Encontró su boca y gruñó dentro de ella, inclinándola más perfectamente para tomarla más profundamente, y ella gimoteó, apretándose y aferrándose a él para que volviera a casa una y otra vez.
Y entonces ella estaba jadeando y tensándose bajo él, conteniendo la respiración y su posición mientras él se sumergía y rodaba y aumentaba el ritmo de esa ola perfecta que golpeaba todos los finales y comienzos donde se alineaban —encontrando de alguna manera este propósito infinito que era brillante y cegador, y él lo destrozó.

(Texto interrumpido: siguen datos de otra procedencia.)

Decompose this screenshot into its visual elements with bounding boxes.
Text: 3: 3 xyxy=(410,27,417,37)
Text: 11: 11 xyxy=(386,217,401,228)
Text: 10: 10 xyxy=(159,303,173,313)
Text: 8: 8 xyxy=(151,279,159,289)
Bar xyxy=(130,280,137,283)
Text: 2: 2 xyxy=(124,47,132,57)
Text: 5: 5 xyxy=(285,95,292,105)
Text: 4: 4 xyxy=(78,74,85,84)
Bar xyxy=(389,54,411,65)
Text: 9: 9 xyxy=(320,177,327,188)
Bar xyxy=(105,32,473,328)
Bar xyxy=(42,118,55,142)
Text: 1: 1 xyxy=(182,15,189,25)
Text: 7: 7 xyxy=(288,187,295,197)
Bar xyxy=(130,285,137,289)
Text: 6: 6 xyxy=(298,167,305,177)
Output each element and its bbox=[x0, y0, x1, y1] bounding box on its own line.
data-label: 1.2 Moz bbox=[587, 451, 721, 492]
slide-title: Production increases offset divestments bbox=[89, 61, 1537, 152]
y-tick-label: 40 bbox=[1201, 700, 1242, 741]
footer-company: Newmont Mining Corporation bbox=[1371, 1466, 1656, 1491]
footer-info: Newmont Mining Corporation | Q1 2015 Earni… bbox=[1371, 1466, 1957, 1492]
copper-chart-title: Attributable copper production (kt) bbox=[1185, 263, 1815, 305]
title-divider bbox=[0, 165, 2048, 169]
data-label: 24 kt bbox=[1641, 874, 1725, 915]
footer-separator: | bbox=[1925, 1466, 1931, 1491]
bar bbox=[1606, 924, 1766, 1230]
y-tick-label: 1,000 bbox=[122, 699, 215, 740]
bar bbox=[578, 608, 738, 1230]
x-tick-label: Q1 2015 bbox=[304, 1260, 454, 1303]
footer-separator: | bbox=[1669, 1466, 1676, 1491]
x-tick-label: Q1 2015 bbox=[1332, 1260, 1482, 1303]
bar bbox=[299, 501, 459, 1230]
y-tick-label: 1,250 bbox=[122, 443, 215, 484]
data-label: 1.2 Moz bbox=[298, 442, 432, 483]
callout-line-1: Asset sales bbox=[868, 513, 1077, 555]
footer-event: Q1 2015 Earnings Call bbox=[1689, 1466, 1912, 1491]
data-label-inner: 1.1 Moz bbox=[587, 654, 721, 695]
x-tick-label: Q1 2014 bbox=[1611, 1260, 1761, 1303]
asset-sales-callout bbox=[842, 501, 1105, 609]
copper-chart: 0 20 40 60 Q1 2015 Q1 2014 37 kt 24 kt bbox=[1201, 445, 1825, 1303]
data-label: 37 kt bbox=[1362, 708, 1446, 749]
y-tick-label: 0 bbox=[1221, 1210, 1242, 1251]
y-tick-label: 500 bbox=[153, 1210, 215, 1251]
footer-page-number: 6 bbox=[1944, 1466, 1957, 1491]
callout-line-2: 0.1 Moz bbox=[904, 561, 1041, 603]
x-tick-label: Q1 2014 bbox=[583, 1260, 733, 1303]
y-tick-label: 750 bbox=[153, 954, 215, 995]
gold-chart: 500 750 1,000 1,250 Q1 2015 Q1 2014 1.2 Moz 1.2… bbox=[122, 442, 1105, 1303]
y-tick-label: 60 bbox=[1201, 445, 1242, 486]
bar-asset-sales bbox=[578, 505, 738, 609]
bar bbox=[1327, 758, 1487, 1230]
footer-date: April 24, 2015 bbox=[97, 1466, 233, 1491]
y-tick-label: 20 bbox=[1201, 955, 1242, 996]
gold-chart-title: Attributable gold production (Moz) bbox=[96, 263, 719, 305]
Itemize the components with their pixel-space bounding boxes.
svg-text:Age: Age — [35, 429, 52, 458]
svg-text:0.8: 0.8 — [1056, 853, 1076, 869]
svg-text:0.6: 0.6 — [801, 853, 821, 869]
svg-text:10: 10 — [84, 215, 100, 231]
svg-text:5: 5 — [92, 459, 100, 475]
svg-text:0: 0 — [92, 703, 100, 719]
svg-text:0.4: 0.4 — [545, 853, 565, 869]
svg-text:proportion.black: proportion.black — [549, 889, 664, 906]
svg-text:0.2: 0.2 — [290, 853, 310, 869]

August se deshizo en sus brazos, perdiéndose en la explosión de luz que estalló entre ellos, y él la siguió en ella —gimiendo su nombre que era una oración al universo.
A la existencia.
Era tan brillante y completo que se encontró de repente suspendido y temblando sobre ella, sacudiéndose con lágrimas silenciosas.
Las lágrimas se liberaron de él sin permiso —lágrimas que estaban llenas de gratitud y asombro, y sintió cómo ella lo envolvía con sus brazos, besándolas y susurrando dulces palabras contra él.
—Oh, mi amor —susurró ella con lágrimas en los ojos que igualaban las suyas—, llenas de gratitud.
Gratitud por esta unión que lo era todo—el propósito de la existencia.
Tenía que serlo.
Sentía como si cualquier caparazón protector que la había encapsulado todo este tiempo se hubiera roto para dejarlo entrar, y ahora estaba cálida y segura y completa.
—Eres mío.
Eres perfecto y hermoso y mío, y eso fue…
Eso fue todo —dijo suavemente, acunándolo en ella donde él se acurrucó contra su cuello como un niño.
Por una vez, ella lo estaba sosteniendo, y sonrió por lo natural que se sentía—permitiéndole ser vulnerable en sus brazos.
Uno de sus brazos y piernas estaban extendidos sobre ella, y él atrajo su cuerpo más cerca de él donde podía enterrarse más profundamente en esa curva perfecta de su cuello.
Mordisqueó la suave piel allí y sintió otro temblor sacudirla, y se rio.
—Te amo August Moon —habló contra ella.
—Yo también te amo, pareja —respondió ella, sonriendo mientras lo hacía.
Los dos permanecieron así—envueltos juntos, completos y entrelazados—por un período que parecía más allá del tiempo.
Resoplaron suavemente uno contra el otro, deleitándose en el nuevo aire que ahora compartían.
Parecía diferente.
Más claro.
Eventualmente, una vez que sus cuerpos lentamente volvieron a sí mismos y lo infinito se retiró de nuevo a un tiempo que podía ser contado, August se encontró sonriendo al techo mientras jugaba con el cabello de Graeme y dejaba que él entrelazara sus dedos con su otra mano.
Imaginó quedarse felizmente así para siempre—solo ellos dos en su casa del árbol en medio del bosque.